There are a million ways to get wealthy, and plenty of books on how to do so. But there’s only one way to stay wealthy: some combination of frugality and paranoia.
Getting money requires taking risks, being optimistic, and putting yourself out there. But keeping money requires the opposite of taking risk. It requires humility, and fear that what you’ve made can be taken away from you just as fast. It requires frugality and an acceptance that at least some of what you’ve made is attributable to luck, so past success can’t be relied upon to repeat indefinitely.
More than I want big returns, I want to be financially unbreakable. And if I’m unbreakable I think I’ll get the biggest returns, because I’ll be able to stick around long enough for compounding to work wonders.

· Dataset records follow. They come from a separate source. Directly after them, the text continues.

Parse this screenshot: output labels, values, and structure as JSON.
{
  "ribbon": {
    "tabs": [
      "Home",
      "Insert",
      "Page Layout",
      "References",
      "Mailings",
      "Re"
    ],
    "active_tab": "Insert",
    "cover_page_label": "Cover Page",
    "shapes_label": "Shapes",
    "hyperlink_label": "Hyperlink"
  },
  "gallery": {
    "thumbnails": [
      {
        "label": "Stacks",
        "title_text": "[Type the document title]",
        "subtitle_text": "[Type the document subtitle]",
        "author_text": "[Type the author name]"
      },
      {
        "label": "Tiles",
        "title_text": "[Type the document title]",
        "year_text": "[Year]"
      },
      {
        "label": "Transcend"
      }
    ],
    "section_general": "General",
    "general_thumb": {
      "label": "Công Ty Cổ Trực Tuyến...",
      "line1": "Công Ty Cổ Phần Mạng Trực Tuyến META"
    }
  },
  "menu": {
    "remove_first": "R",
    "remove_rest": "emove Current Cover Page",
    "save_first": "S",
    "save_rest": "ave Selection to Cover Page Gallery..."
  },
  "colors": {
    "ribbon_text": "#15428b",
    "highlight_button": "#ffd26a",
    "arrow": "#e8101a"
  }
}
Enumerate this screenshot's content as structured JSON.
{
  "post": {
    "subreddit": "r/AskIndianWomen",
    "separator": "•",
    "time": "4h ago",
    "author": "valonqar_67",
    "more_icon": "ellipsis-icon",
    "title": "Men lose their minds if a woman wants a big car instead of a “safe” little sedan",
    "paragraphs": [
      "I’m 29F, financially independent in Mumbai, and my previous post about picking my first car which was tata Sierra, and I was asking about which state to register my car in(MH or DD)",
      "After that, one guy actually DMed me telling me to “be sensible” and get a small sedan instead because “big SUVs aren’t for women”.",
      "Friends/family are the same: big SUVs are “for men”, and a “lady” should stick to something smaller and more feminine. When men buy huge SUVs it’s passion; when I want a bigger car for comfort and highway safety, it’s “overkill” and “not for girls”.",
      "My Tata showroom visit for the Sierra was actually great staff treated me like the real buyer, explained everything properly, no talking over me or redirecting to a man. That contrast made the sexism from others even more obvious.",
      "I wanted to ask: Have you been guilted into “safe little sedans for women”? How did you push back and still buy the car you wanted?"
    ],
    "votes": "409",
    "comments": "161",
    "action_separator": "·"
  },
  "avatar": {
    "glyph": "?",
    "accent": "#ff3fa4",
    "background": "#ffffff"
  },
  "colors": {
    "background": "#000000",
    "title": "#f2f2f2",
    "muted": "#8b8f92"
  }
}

Planning is important, but the most important part of every plan is to plan on the plan not going according to plan.
A barbelled personality—optimistic about the future, but paranoid about what will prevent you from getting to the future—is vital.
“I’ve been banging away at this thing for 30 years. I think the simple math is, some projects work and some don’t. There’s no reason to belabor either one. Just get on to the next.” —Brad Pitt accepting a Screen Actors Guild Award
Anything that is huge, profitable, famous, or influential is the result of a tail event—an outlying one-in-thousands or millions event. And most of our attention goes to things that are huge, profitable, famous, or influential. When most of what we pay attention to is the result of a tail, it’s easy to underestimate how rare and powerful they are.
Money’s greatest intrinsic value—and this can’t be overstated—is its ability to give you control over your time. To obtain, bit by bit, a level of independence and autonomy that comes from unspent assets that give you greater control over what you can do and when you can do it.
Controlling your time is the highest dividend money pays.
Wealth is what you don’t see.
The first idea—simple, but easy to overlook—is that building wealth has little to do with your income or investment returns, and lots to do with your savings rate.
Past a certain level of income, what you need is just what sits below your ego.
Sunk costs—anchoring decisions to past efforts that can’t be refunded—are a devil in a world where people change over time.
“Every job looks easy when you’re not the one doing it” Jeff Immelt
Optimism is a belief that the odds of a good outcome are in your favor over time, even when there will be setbacks along the way.
The more you want something to be true, the more likely you are to believe a story that overestimates the odds of it being true.
Everyone has an incomplete view of the world. But we form a complete narrative to fill in the gaps.